Artikel ini akan membahas tentang cara perawatan dan kalibrasi Air Cooled Chiller. Simak artikel ini sampai selesai.
Dalam sistem pendinginan industri dan komersial, kestabilan suhu dan efisiensi energi menjadi faktor yang sangat penting. Oleh karena itu, Air Cooled Chiller berguna secara luas untuk menjaga suhu proses dan peralatan tetap terkendali. Sistem ini dikenal praktis karena memanfaatkan udara sebagai media pembuangan panas.
Seiring waktu dan intensitas pemakaian, kinerja Air Cooled Chiller perlu dijaga agar tetap optimal. Dengan demikian, perawatan rutin dan kalibrasi berkala menjadi langkah penting untuk memastikan sistem bekerja sesuai spesifikasi dan mendukung kelancaran operasional.
PERAWATAN AIR COOLED CHILLER
Perawatan Air Cooled Chiller bertujuan untuk menjaga kebersihan dan keandalan komponen utama. Pertama, kondensor dan kipas perlu dibersihkan secara berkala agar aliran udara tetap lancar. Selain itu, pemeriksaan rutin pada pipa, sambungan, dan level cairan pendingin sangat dianjurkan.
Selanjutnya, komponen mekanis seperti pompa dan motor kipas perlu pemeriksaan untuk memastikan kinerjanya tetap stabil. Di samping itu, panel kontrol dan sistem kelistrikan juga harus diperhatikan agar pengoperasian tetap aman. Oleh sebab itu, perawatan terjadwal membantu memperpanjang usia pakai chiller dan menjaga efisiensi pendinginan.

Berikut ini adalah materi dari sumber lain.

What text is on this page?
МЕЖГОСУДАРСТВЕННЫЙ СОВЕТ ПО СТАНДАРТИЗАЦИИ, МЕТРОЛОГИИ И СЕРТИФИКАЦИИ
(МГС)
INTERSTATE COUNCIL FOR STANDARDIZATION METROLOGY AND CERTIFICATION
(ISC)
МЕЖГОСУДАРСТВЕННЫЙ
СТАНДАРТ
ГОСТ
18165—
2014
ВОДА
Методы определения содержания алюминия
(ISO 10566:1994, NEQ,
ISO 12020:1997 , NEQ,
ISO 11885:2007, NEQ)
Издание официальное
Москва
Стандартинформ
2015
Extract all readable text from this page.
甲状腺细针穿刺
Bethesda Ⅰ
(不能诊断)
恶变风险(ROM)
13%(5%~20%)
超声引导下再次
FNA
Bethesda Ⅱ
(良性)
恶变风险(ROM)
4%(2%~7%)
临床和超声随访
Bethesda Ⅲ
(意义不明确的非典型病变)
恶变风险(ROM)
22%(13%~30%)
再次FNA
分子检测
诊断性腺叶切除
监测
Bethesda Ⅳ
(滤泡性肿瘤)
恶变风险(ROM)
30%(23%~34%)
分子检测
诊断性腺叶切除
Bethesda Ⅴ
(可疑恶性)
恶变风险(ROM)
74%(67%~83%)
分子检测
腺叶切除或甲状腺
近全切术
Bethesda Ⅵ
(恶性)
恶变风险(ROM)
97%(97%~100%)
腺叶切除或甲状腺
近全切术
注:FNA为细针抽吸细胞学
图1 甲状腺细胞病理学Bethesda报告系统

KALIBRASI AIR COOLED CHILLER
Kalibrasi Air Cooled Chiller dilakukan untuk memastikan keakuratan pembacaan suhu dan tekanan sistem. Proses ini melibatkan pengecekan sensor suhu dan pressure switch menggunakan alat ukur standar yang tertelusur. Dengan demikian, setpoint yang ditampilkan pada panel kontrol sesuai dengan kondisi aktual sistem.
Selain itu, sebaiknya melakukan kalibrasi secara berkala atau setelah perawatan besar. Selanjutnya, hasil kalibrasi perlu didokumentasikan sebagai bagian dari manajemen mutu. Oleh karena itu, kalibrasi rutin berperan penting dalam menjaga kestabilan suhu dan keandalan kinerja chiller.
Secara keseluruhan, Air Cooled Chiller membutuhkan perawatan dan kalibrasi yang konsisten agar mampu memberikan kinerja pendinginan yang optimal. Melalui perawatan rutin, kondisi fisik dan efisiensi sistem dapat terjaga, sementara kalibrasi berkala memastikan akurasi parameter operasi. Dengan demikian, Air Cooled Chiller tetap menjadi solusi pendinginan yang andal dan efisien untuk berbagai kebutuhan industri dan komersial.
Itulah pembahasan tentang cara perawatan dan kalibrasi Air Cooled Chiller. Semoga artikel ini dapat bermanfaat.